4 inch front pipes are usually custom made, quite a few of our cars have them,

Rob


----------



## mattysupra (Oct 31, 2008)

does anyone know the actual size of these things. I can only find the length and diameter. Need to know the height that they sit.


----------



## souroull (Jul 21, 2008)

if you want to mount it horizontally its going to be length x width x height, with width and height = the diameter

the biggest accusump in that site is 22 long 4 1/4 diameter which would make it 22"x 4.25" x 4.25"

if you mount it upright the length becomes the height and the other 2 remain the same as diameter.


----------



## mattysupra (Oct 31, 2008)

thanks. Maths was never my strong point LOL


----------



## souroull (Jul 21, 2008)

haha i bet you confused diameter with circumference


----------



## kismetcapitan (Nov 25, 2005)

Piggaz said:


> a bit off topic... 4 inch front pipes??? Ive NEVER seen them. Got a link?


let me see if I can't dig up a picture. The pipe is clearly marked "Mines" and after the two pipes merge into one, it's 4" diameter - my 3" ID decat pipe is actually a sort of restriction! On the other end, it bolts right up to my Tomei turbo elbows.


----------



## Lex DakarDatsun (May 22, 2002)

mattysupra said:


> Im sure i have seen a pic somewhere of it mounted to the front of a 34.


On my 34 i have mine mounted vertically behind the drivers head light - sorry cant find a pic dude


----------



## kismetcapitan (Nov 25, 2005)

my exhaust (the muffler box has since been deleted and replaced with straight pipe:


----------



## chris.deyoung (Dec 28, 2008)

Whats the service life on an accusump?


----------



## mattysupra (Oct 31, 2008)

souroull said:


> haha i bet you confused diameter with circumference


Yes i had mate, someone p.med me with my error!


----------



## XashskylineX (Jun 25, 2013)

Bringing a bit of a old topic back to life :wavey:????


What sort of power is this kit needed for ???? 


I have bought a GT-R 34 and its running on 1.3 bar boost and 540HP with no extended sump, 


what would you  Skyline gurus say ????


----------



## rogerdavis (Feb 16, 2008)

Not 4" or 100mm ...its 70mm into 80mm is the mines pipe.


----------



## rockabilly (Oct 15, 2003)

XashskylineX said:


> Bringing a bit of a old topic back to life :wavey:????
> 
> 
> What sort of power is this kit needed for ????
> ...



its nothing to do with power mate. its to do with cornering speed/grip. simples.


----------



## simon tompkins (Aug 14, 2005)

i would most definitely get an extended sump especially with the rb engine as this engine does have a habit of spinning bearings,due to a sudden lack of oil starvation,which is not the most pleasant experience i can tell you,with regard to an accusump if you do a lot of track time i would say you would be crazy not to fit one for the extra peace of mind,ideally have both i do live across the road from brands hatch and most dedicated track cars i see there have an accusump.


simon


----------



## markM3 (Jan 7, 2008)

I live in surrey which has loads of speed bumps, so I would be wary of an extended sump even though my GTR isn't that low. I have a Tomei baffle & accusump fitted.

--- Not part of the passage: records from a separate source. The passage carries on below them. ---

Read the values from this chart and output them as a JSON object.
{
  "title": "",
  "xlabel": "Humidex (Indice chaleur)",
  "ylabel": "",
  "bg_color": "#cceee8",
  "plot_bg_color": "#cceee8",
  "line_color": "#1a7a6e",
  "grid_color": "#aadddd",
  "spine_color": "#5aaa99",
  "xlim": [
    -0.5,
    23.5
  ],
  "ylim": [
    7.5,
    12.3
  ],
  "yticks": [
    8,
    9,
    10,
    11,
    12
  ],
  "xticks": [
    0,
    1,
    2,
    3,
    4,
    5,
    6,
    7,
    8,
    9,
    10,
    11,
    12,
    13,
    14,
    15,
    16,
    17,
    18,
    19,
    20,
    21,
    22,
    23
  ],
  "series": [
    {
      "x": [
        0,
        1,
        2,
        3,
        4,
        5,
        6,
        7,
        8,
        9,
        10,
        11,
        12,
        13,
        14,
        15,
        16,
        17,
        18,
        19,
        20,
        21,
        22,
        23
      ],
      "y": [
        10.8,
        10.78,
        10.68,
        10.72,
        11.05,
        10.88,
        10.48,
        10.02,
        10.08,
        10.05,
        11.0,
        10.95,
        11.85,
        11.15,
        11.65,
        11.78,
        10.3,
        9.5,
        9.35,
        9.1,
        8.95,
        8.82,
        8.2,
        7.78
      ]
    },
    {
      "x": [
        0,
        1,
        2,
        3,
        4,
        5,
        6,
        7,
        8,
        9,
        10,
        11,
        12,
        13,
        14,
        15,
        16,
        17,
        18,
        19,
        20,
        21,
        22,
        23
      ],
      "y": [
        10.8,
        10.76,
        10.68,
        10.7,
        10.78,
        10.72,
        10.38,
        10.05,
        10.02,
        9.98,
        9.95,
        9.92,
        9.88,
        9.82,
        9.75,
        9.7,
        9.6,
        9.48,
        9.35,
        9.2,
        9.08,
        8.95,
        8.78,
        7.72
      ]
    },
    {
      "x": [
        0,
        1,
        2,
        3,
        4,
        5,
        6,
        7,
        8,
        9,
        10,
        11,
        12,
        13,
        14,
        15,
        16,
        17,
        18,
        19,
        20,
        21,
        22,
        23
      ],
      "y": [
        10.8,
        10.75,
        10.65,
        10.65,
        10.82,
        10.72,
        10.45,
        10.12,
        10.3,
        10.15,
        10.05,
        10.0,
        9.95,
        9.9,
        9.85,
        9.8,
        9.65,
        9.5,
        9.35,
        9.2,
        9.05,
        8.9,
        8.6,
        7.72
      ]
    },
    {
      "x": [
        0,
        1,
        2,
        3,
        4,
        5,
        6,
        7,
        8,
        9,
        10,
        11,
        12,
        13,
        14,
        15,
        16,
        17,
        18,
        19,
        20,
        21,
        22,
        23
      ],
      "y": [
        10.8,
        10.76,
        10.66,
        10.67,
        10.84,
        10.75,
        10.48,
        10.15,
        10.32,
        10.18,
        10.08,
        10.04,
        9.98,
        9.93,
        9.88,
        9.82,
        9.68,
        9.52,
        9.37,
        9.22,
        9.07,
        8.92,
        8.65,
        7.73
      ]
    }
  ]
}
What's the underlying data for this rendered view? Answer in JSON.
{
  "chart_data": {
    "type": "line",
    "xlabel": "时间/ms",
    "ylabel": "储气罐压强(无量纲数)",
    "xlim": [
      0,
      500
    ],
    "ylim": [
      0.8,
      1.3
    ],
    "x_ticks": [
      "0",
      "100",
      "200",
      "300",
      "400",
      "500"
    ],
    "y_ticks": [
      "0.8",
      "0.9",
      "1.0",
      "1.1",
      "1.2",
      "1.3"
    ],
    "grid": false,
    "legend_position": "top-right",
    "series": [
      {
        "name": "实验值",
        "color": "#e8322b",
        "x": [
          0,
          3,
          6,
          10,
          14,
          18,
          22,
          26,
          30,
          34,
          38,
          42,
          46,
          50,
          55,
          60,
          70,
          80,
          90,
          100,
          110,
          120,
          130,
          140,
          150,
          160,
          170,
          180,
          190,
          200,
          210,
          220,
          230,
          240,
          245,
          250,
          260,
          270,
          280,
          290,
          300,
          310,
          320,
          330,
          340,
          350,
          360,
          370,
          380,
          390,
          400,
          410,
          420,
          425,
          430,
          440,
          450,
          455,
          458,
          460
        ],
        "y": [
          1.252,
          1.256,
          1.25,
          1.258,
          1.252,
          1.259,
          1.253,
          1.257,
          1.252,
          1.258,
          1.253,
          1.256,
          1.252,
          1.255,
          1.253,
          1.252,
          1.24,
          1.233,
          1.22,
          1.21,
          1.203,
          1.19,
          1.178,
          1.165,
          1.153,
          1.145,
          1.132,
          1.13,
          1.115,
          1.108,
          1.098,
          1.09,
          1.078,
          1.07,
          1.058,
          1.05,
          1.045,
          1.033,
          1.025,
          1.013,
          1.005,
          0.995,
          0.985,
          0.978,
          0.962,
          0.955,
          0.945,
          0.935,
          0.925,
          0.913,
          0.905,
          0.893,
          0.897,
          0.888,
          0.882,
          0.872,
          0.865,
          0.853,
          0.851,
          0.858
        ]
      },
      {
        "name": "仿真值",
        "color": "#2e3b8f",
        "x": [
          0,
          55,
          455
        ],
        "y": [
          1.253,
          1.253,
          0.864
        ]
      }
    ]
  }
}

If you live where there aren't too many speed humps, then deeper sump would be good.


----------



## Piggaz (Sep 5, 2002)

Just get a decent one made up which is no lower than the cross member. Mine holds 9.5 litres and is not the lowest point.


----------



## Cris (Sep 17, 2007)

markM3 said:


> I live in surrey which has loads of speed bumps, so I would be wary of an extended sump even though my GTR isn't that low. I have a Tomei baffle & accusump fitted.
> 
> If you live where there aren't too many speed humps, then deeper sump would be good.


Exactly the reason I didn't fit a bigger sump.


----------



## Piggaz (Sep 5, 2002)

9.5 litre which is nowhere near the lowest point under the car.


----------



## Satansbodyguard (Oct 29, 2007)

Piggaz said:


> 9.5 litre which is nowhere near the lowest point under the car.


do you have any more pic's 

Nigel :thumbsup:


----------



## Cris (Sep 17, 2007)

Piggaz said:


> 9.5 litre which is nowhere near the lowest point under the car.


Could be my eye but is the sump plug not the lowest part of the sump there?

Is that a 'brand' item or 'home-made'. Either way looks safer than the others I saw.


----------



## Piggaz (Sep 5, 2002)

Cris said:


> Could be my eye but is the sump plug not the lowest part of the sump there?
> 
> Is that a 'brand' item or 'home-made'. Either way looks safer than the others I saw.


"Racepace Motorsport" in Melbourne, Australia.


----------